DELİLLERİN DEĞERLENDİRİLMESİ KABUL VE GEREKÇE:
Dava, haksız rekabetten kaynaklanan maddi ve manevi tazminat davasıdır.
Taraflar arasındaki uyuşmazlık, davalıların davacının mesleki itibarını, ticari faaliyetlerini ve menfaatlerini zedeleyici faaliyetleri bulunup bulunmadığı, ticari sırlarını açıklayıp açaklamadağı, davacının davalılardan maddi ve manevi tazminat isteyip isteyemeyeceği hususlarındadır.
Davacı ve Davalı Tanığı …: “… AŞ’de 1 sene kadar … ile birlikte çalıştık, … ile şirket arasında anlaşmazlık oldu ve kendisi ayrıldı, bende iş yerindeki dedikodulardan rahatsız olup onun ayrılmasından 1 hafta- 15 gün sonra bende … AŞ’den ayrıldım, 15-20 gün kadar dinlendikten sonra …’in kurduğu … AŞ’de çalışmaya başladım.
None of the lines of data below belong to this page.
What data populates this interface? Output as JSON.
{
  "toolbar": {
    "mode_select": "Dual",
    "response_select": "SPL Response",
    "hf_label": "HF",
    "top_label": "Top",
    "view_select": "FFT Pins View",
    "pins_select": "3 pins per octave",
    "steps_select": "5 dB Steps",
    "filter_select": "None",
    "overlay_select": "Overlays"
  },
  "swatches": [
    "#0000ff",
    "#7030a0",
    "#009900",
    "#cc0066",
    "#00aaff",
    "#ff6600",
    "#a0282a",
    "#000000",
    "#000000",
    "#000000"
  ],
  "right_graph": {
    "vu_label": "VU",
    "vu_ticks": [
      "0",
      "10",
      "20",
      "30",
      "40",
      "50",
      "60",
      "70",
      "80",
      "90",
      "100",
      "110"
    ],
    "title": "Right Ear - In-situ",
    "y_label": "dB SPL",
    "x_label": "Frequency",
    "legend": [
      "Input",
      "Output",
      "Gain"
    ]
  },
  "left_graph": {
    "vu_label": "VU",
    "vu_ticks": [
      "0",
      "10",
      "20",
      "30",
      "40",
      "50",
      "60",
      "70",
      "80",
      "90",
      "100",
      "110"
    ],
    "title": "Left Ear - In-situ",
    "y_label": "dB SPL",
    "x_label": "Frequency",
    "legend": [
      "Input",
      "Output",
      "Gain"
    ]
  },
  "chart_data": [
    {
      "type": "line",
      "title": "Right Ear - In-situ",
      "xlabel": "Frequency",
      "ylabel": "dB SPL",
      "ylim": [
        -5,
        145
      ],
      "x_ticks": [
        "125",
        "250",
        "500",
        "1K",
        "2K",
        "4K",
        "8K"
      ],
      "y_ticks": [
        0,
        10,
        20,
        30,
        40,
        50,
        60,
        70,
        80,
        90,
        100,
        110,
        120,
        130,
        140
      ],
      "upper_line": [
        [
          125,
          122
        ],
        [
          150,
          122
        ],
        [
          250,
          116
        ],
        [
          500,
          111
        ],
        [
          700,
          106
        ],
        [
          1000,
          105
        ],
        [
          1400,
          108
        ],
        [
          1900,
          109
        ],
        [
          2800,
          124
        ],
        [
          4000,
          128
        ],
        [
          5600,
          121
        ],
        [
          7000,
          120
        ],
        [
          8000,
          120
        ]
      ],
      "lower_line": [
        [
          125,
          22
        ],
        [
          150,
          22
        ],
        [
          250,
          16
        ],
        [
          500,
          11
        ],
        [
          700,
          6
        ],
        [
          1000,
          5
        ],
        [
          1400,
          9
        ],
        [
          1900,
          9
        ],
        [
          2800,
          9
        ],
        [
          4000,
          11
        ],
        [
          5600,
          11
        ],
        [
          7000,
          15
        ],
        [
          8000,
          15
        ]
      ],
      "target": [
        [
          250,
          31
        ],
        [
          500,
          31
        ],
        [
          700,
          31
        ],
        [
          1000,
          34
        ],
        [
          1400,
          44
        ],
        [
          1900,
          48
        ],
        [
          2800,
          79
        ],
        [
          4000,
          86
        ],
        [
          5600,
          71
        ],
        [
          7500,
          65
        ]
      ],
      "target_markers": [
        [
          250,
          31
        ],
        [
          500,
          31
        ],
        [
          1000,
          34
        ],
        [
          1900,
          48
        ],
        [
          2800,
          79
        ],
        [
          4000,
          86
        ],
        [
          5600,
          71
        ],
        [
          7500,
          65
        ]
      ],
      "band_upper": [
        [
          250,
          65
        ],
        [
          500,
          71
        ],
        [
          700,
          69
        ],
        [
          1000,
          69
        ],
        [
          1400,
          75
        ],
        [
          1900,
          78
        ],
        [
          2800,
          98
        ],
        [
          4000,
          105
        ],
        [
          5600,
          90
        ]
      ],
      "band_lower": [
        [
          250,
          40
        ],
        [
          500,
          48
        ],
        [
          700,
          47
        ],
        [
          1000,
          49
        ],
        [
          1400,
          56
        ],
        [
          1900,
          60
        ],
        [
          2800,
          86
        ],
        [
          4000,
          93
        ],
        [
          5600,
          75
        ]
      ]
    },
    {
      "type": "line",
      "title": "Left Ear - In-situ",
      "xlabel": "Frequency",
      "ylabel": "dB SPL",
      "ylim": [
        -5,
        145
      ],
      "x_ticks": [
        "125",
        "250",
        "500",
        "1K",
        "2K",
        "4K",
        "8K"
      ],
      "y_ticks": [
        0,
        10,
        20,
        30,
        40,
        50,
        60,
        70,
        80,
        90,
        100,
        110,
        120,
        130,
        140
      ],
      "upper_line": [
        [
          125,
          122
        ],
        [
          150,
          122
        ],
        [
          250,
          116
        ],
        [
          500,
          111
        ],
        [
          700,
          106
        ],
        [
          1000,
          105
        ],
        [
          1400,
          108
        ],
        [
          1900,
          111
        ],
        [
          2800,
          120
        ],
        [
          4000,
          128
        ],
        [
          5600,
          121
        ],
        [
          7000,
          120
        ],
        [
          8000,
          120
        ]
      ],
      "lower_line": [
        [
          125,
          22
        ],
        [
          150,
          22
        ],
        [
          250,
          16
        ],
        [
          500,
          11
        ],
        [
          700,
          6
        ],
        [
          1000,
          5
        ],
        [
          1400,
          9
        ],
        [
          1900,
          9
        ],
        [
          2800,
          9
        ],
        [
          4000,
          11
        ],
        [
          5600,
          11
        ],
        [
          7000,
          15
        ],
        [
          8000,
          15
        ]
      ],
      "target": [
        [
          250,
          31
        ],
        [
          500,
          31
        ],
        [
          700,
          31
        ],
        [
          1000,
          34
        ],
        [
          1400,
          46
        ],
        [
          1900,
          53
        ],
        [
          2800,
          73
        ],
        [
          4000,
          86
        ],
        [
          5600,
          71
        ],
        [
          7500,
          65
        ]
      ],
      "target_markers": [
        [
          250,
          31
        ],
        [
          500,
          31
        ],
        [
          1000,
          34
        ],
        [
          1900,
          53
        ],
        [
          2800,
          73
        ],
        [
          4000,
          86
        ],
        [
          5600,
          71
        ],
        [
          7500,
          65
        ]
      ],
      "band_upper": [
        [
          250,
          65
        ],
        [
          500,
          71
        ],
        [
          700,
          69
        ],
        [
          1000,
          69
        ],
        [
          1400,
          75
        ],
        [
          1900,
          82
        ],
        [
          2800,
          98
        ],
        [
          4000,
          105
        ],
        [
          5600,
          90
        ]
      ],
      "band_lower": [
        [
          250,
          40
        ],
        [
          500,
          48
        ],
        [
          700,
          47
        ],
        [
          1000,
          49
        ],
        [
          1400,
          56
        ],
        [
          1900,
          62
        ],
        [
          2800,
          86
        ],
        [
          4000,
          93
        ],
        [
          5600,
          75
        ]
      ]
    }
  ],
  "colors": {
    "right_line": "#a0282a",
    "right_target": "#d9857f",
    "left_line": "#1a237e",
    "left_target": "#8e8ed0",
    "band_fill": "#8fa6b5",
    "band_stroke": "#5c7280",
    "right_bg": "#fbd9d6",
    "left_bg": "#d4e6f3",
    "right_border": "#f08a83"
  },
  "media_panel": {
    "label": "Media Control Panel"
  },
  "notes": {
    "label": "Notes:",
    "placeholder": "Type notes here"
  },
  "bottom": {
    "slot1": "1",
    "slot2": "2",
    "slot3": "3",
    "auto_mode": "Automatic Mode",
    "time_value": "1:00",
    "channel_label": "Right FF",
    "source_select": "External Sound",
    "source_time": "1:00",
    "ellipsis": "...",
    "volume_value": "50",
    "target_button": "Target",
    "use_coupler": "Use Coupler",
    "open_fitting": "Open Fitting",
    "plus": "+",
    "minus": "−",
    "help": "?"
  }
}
Ben …’in sır niteliğinde bilgi kullandığını bilmiyorum, internetten bakıldığında bu tip firmaların tüm lastiklerine ulaşmak mümkündür, …. AŞ’de çalışırken anlaşamaz ise ayrılacağından bahsetmişti ve bana başka bir şirket kurduğu takdirde kendisi ile çalışıp çalışmayacağımı sormuştu, benim yanımda aynı zamanda …’ya ve …’e de çalışıp çalışmayacağını sormuştu, … AŞ’de gizlilik ile ilgili herhangi bir sözleşme imzalamamıştık, müşteri datasına tüm çalışanlar ulaşabilirdi, müşteri datalarını görebilirdik” demiştir.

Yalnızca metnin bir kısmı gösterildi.